On the 31st of March, I attended one of my first AWS events: the AWS Summit in Brussels.

When entering the venue, my first impressions weren’t as expected. I envisioned the location to be one with only a limited amount of rooms to hold presentations. Instead, it turned out to be a huge event hall with multiple stage areas. Furthermore, the welcoming was tremendous, and everyone was super friendly and excited about the event and the speakers.

I went exploring and stumbled upon some familiar faces, and I met some colleagues of Cloudar (a company with which we work together closely). They told me a lot about other AWS events and this one. They gave me helpful tips and led me to exciting sessions. Most of the sessions held during the event were based on AI, data and AWS GreenOps.

Cloudar booth

AWS Control Tower

During the AWS Summit in Brussels, I had the opportunity to learn more about AWS Control Tower.

Control Tower is a service that allows you to set up a multi-account AWS environment that has already been made secure and comes with out-of-the-box best practices. It creates a free-of-charge environment. However, you are paying for the resources spun up in the background.

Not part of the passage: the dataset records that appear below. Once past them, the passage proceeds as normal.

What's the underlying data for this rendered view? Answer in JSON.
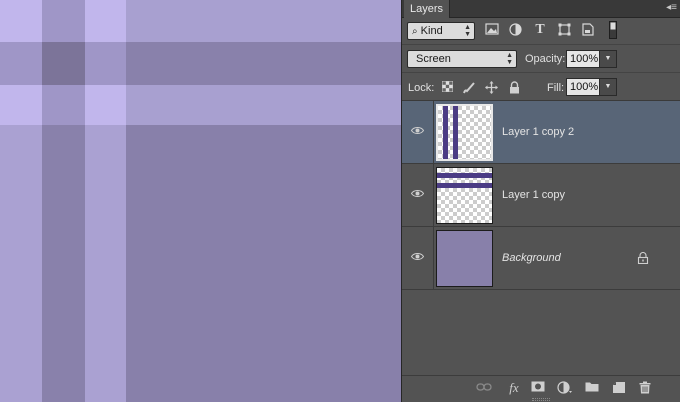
{
  "canvas": {
    "background": "#8880aa",
    "band_light": "#b0a6da",
    "band_dark": "#7a7299",
    "band_cross": "#c2b7ef"
  },
  "panel": {
    "tab_label": "Layers",
    "menu_icon": "panel-menu-icon"
  },
  "filter": {
    "kind_label": "Kind",
    "icons": [
      "pixel-filter-icon",
      "adjustment-filter-icon",
      "type-filter-icon",
      "shape-filter-icon",
      "smart-object-filter-icon",
      "filter-toggle-icon"
    ]
  },
  "blend": {
    "mode": "Screen",
    "opacity_label": "Opacity:",
    "opacity_value": "100%"
  },
  "lock": {
    "label": "Lock:",
    "icons": [
      "lock-transparent-icon",
      "lock-image-icon",
      "lock-position-icon",
      "lock-all-icon"
    ],
    "fill_label": "Fill:",
    "fill_value": "100%"
  },
  "layers": [
    {
      "name": "Layer 1 copy 2",
      "selected": true,
      "visible": true,
      "thumb": "vertical-bars"
    },
    {
      "name": "Layer 1 copy",
      "selected": false,
      "visible": true,
      "thumb": "horizontal-bars"
    },
    {
      "name": "Background",
      "selected": false,
      "visible": true,
      "thumb": "solid",
      "locked": true
    }
  ],
  "bottom_icons": [
    "link-layers-icon",
    "fx-icon",
    "add-mask-icon",
    "adjustment-layer-icon",
    "new-group-icon",
    "new-layer-icon",
    "delete-layer-icon"
  ],
  "fx_label": "fx"
}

Another nifty feature of the AWS Control Tower is that it allows you to apply guardrails. Guardrails can be seen as strongly recommended high-level rules. These rules help enforce policies and detect policy violations. Furthermore, Control Tower will give you an overview of how each account conforms to your policies.

AWS Deepracer

I also had the opportunity to deep dive into machine learning with AWS Deepracer. Deepracer can be seen as an easy-to-step-into machine learning technique. It allows you to provide code for an autonomous car. This code is called a model. A model contains information and rewards specifically for your vehicle. The preferred code to use for creating a model is Python.

A model can then be used virtually to train your car on a specific track. Furthermore, you can reward the model whenever it does a particular action, for example:
If you want your car to be driving in the middle of the track, you can reward it with higher marks than when it drives away from the centre of the track. You can also give negative awards.
Let’s say you don’t want your car to be driving off track, and then you’ll have to use the boolean off_track. If set to true, a negative score is awarded. This score will eventually help your car learn a specific behaviour.

The goal of creating such a model is that you eventually upload it to a real-life autonomous car. These cars will be available to drive during any AWS event on a life-size circuit. The life-size circuit could be the one you trained your model on, or it could be a completely different one.

If you ever get the opportunity to create your own model, be sure to do so. It is a great way to compete with colleagues as well as if you are any good, you can win prizes and attend real-life tournaments.

End of the Day

At the end of the day, I went home with some goodies (you can never have enough goodies!) It was a long day, and I still had a long drive home. While driving, I looked back on my first experience of a work-based event. I had an extraordinary time, met some interesting people, and learned new things.
In the end, I am super thankful that I was allowed to attend this event. Up to the next one!